How to log in to a website with urllib?

I am trying to log on this website: http://www.broadinstitute.org/cmap/index.jsp. I am using python 3.3 on Windows. I followed this answer https://stackoverflow.com/a/2910487/651779. My code:
import http.cookiejar
import urllib
url = 'http://www.broadinstitute.org/cmap/index.jsp'
values = {'j_username' : 'username',
'j_password' : 'password'}
data = urllib.parse.urlencode(values)
binary_data = data.encode('ascii')
cookies = http.cookiejar.CookieJar()
opener = urllib.request.build_opener(
urllib.request.HTTPRedirectHandler(),
urllib.request.HTTPHandler(debuglevel=0),
urllib.request.HTTPSHandler(debuglevel=0),
urllib.request.HTTPCookieProcessor(cookies))
response = opener.open(url, binary_data)
the_page = response.read()
http_headers = response.info()
It runs without erros, however the html in the_page is just the log in page. How can I log onto this page?
The site is using a JSESSIONID cookie to create session since HTTP requests are stateless. When you're making your request, you're not getting that session id first.
I sniffed a session to log into that site using Fiddler and found that the POST is made to a different URL, but it has that JSESSIONID cookie set. So you need to make a get to the URL first, capture that cookie using the cookiehandler, then POST to this URL:
post_url = 'http://www.broadinstitute.org/cmap/j_security_check'
You don't need to save the HTTP GET request at all, you can simply call opener.open(url), then in your code change the response line to this:
response = opener.open(post_url, binary_data)

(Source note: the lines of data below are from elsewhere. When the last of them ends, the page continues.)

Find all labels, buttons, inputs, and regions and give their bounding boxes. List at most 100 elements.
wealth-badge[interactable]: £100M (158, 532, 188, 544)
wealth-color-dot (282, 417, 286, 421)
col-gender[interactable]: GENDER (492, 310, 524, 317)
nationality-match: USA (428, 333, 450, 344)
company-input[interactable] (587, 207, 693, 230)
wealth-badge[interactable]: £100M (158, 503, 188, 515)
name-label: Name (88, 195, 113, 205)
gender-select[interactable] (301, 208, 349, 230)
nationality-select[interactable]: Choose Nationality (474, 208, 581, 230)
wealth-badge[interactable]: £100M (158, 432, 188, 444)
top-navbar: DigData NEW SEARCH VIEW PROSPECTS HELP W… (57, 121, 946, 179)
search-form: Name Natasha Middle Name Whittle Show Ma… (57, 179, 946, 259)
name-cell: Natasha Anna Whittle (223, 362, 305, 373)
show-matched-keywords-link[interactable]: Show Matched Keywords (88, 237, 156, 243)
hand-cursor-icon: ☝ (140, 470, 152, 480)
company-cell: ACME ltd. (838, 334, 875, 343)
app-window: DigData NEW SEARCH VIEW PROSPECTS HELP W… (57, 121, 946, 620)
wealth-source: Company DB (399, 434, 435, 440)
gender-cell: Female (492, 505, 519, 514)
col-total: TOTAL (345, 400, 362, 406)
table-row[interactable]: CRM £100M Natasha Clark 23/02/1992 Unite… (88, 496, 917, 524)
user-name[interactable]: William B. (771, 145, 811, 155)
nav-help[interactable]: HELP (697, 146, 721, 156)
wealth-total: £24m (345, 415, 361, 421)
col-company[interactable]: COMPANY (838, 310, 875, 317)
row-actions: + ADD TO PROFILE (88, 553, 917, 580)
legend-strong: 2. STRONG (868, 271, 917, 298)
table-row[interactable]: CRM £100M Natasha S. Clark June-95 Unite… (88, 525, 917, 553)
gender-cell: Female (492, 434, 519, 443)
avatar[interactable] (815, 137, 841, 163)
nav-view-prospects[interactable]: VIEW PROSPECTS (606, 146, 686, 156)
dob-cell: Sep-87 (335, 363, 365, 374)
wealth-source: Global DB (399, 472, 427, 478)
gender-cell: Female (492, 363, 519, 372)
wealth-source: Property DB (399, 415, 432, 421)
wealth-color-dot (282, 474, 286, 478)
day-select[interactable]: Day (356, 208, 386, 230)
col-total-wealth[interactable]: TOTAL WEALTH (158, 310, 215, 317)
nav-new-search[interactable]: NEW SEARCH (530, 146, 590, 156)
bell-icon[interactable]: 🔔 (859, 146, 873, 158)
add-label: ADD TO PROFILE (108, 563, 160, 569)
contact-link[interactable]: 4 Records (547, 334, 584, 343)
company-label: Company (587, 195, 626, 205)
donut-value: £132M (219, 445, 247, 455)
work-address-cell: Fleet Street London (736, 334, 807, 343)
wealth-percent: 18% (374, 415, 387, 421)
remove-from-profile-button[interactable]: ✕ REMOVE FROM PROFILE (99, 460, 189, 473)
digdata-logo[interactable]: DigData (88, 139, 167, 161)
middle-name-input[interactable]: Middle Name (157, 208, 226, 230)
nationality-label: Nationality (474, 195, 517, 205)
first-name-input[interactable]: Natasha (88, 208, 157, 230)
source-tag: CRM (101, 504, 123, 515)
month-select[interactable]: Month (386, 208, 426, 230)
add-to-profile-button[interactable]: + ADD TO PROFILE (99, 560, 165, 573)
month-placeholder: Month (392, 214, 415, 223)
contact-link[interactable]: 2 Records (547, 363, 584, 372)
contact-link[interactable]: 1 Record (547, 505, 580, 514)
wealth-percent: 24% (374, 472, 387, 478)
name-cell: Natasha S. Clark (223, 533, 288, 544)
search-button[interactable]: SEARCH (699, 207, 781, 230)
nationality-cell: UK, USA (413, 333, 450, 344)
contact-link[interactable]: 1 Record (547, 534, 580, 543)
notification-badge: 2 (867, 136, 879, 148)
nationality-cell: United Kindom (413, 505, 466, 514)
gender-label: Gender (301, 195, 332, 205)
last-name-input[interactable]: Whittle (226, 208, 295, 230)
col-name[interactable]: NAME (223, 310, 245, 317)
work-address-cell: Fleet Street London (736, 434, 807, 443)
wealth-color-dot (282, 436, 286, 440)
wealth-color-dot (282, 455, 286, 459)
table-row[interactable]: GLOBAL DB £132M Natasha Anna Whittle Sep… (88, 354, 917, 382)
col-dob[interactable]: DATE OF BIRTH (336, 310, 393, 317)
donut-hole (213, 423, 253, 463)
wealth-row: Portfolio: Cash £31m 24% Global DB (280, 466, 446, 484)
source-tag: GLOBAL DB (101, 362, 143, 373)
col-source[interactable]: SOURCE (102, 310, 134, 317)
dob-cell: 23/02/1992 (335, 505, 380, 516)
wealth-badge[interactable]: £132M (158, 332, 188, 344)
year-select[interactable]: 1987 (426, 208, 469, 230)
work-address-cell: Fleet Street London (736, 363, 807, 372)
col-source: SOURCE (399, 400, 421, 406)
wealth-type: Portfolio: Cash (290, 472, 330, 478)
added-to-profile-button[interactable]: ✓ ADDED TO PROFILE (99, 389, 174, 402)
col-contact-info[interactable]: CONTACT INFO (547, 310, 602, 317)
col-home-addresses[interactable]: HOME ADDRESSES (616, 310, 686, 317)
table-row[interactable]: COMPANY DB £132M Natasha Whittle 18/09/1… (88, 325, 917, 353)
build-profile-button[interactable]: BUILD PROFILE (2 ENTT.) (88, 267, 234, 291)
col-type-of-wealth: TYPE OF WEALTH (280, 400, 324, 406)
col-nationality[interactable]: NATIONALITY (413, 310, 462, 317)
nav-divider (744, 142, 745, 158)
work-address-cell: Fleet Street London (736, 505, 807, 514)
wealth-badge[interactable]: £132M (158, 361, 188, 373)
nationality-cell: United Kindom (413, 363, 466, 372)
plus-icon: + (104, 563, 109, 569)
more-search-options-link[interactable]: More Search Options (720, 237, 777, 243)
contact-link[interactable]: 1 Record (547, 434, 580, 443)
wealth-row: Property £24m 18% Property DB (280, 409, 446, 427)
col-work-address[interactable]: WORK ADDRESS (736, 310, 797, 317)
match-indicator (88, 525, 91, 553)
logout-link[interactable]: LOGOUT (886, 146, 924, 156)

Also the payload was missing the submit method. Here's the whole thing with the changes I suggest:
import http.cookiejar
import urllib
get_url = 'http://www.broadinstitute.org/cmap/index.jsp'
post_url = 'http://www.broadinstitute.org/cmap/j_security_check'
values = urllib.parse.urlencode({'j_username': <MYCOOLUSERNAME>,
'j_password': <MYCOOLPASSSWORD>,
'submit': 'sign in'})
payload = bytes(values, 'ascii')
cj = http.cookiejar.CookieJar()
opener = urllib.request.build_opener(
urllib.request.HTTPRedirectHandler(),
urllib.request.HTTPHandler(debuglevel=0),
urllib.request.HTTPSHandler(debuglevel=0),
urllib.request.HTTPCookieProcessor(cj))
opener.open(get_url) #First call to capture the JSESSIONID
resp = opener.open(post_url, payload)
resp_html = resp.read()
resp_headers = resp.info()
Any other requests using the opener you created will re-use that cookie and you should be able to freely navigate the site.